On Sunday, the 37-year-old Armstrong told French television that relations between him and the 26-year-old Spanish rider are strained after just nine stages of the showcase race.
Responding to the Texan's comments during Monday's rest day in Limoges, Contador said: "It's a subject which is starting to tire me a bit, it's too repetitive. For me there are no tensions, I am totally relaxed and focused on the competition."
Armstrong, a seven-time straight Tour champion between 1999-2005, is aiming for an improbable eighth win. Contador, unable to defend his 2007 title last year because of Astana's team ban, is desperate to add to his growing legacy.
He has already won all three Grand Tours of France, Italy and Spain - something Armstrong has not achieved.
Outwardly, neither rider admits they want to fight the other, and both have claimed they are prepared to sacrifice individual ambition for the greater good of the Astana team.
"We eat together at the table and are together on the bus. Often the tension seems higher from the outside than it really is," Contador said. "The Tour is a tiring race and you can't waste energy on things that don't concern the race."
But undoubtedly both share the same burning inner ambition, and clearly want to win the Tour again.
Ahead of Tuesday's 10th stage, Contador was in second place, two seconds ahead of Armstrong in third place. Rinaldo Nocentini of Italy held the yellow jersey overnight, six seconds ahead of Contador.
Those positions seem unlikely to change on three largely flat stages from Tuesday to Thursday, or on Friday's moderately hard mountain stage - so the Tour's most intriguing duel should take a back seat at least for a few days.
In his televised interview Sunday, Armstrong applied pressure on Contador by insisting he would not settle for third place overall, and explained that "the honest truth is that there is a little tension" between him and Contador.
The reaction from his Spanish teammate on Monday was to cite several riders as Tour contenders - but not Armstrong.
"I think the most dangerous rivals are the Schleck brothers (Frank and Andy), they are well focused on the race," Contador said. "Cadel Evans is the only one to have attacked, and Carlos Sastre, he has a lot of experience."
The friction between Armstrong and Contador, simmering under the surface before the Tour, came fully to light Friday.
With Astana controlling the peloton and rivals unwilling to attack, it seemed like the seventh stage would grind to an uneventful halt.

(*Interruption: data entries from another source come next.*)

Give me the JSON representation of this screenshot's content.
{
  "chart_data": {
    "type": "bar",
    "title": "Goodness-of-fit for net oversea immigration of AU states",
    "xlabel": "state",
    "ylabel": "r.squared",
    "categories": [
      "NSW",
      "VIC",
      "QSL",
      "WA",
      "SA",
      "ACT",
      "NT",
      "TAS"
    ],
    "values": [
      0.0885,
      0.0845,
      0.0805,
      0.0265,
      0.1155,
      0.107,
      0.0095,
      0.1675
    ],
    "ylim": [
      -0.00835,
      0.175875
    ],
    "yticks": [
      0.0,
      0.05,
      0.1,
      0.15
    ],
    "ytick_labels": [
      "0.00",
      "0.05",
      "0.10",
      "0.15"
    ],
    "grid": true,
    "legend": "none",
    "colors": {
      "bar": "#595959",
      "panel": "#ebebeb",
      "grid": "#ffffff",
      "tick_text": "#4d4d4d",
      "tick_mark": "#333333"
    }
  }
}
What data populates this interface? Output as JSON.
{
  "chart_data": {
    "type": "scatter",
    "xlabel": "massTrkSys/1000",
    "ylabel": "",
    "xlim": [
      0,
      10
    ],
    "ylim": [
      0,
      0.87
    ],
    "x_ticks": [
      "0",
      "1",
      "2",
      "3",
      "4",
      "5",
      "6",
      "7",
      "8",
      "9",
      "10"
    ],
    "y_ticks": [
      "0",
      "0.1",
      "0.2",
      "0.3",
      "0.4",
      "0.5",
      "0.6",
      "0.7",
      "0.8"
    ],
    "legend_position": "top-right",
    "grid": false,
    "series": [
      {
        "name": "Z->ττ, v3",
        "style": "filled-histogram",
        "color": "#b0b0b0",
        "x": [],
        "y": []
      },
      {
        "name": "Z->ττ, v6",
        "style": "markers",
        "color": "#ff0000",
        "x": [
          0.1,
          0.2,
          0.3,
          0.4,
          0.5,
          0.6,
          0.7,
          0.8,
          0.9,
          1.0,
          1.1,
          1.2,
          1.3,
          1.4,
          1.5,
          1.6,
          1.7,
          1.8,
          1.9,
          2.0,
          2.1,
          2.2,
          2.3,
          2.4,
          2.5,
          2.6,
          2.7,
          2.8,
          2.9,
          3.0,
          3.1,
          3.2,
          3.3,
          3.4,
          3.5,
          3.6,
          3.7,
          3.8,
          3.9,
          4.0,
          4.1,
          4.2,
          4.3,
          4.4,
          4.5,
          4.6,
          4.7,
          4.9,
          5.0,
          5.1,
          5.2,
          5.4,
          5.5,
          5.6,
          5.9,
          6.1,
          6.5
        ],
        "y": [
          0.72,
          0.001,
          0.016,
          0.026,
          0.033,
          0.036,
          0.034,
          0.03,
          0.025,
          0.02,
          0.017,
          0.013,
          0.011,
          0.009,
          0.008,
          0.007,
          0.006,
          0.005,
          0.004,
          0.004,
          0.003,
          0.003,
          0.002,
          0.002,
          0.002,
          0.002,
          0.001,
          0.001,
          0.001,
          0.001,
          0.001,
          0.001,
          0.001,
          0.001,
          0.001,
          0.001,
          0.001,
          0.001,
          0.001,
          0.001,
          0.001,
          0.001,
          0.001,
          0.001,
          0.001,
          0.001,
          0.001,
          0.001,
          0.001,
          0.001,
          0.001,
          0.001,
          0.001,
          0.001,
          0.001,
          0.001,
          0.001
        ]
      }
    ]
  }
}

But Contador could not hold back and attacked late into the final climb up to the Pyrenean ski resort of Arcalis, zooming past Armstrong like the Texan used to do to rivals in his heyday.
Armstrong, respecting cycling etiquette not to chase a teammate, lost ground in the general classification to Contador. After the stage, Armstrong was critical of the Spaniard's attack, saying it was not part of team orders.
But orders for who, seeing as there is no outright leader in Johan Bruyneel's team?
"There's a difference between what's said in the team bus and what happens in the race," Contador said Monday, maintaining he had done nothing wrong. "They are different circumstances, I saw I could attack and I did, thinking about what benefit it would have for the team and to take advantage of the situation."
Fielding endless questions about a rift with Armstrong, Contador eventually admitted he wished things were different.
"If I was the clear leader of the team, there would be none of the controversy surrounding my attack in Arcalis," he said. "It's true that the situation could be simpler, and I could focus exclusively on my (riding)."
Intriguingly, he threw down the gauntlet for the Tour's final, gruelling, week.
"The race will be very hectic in the Alps and things will become clearer," he said.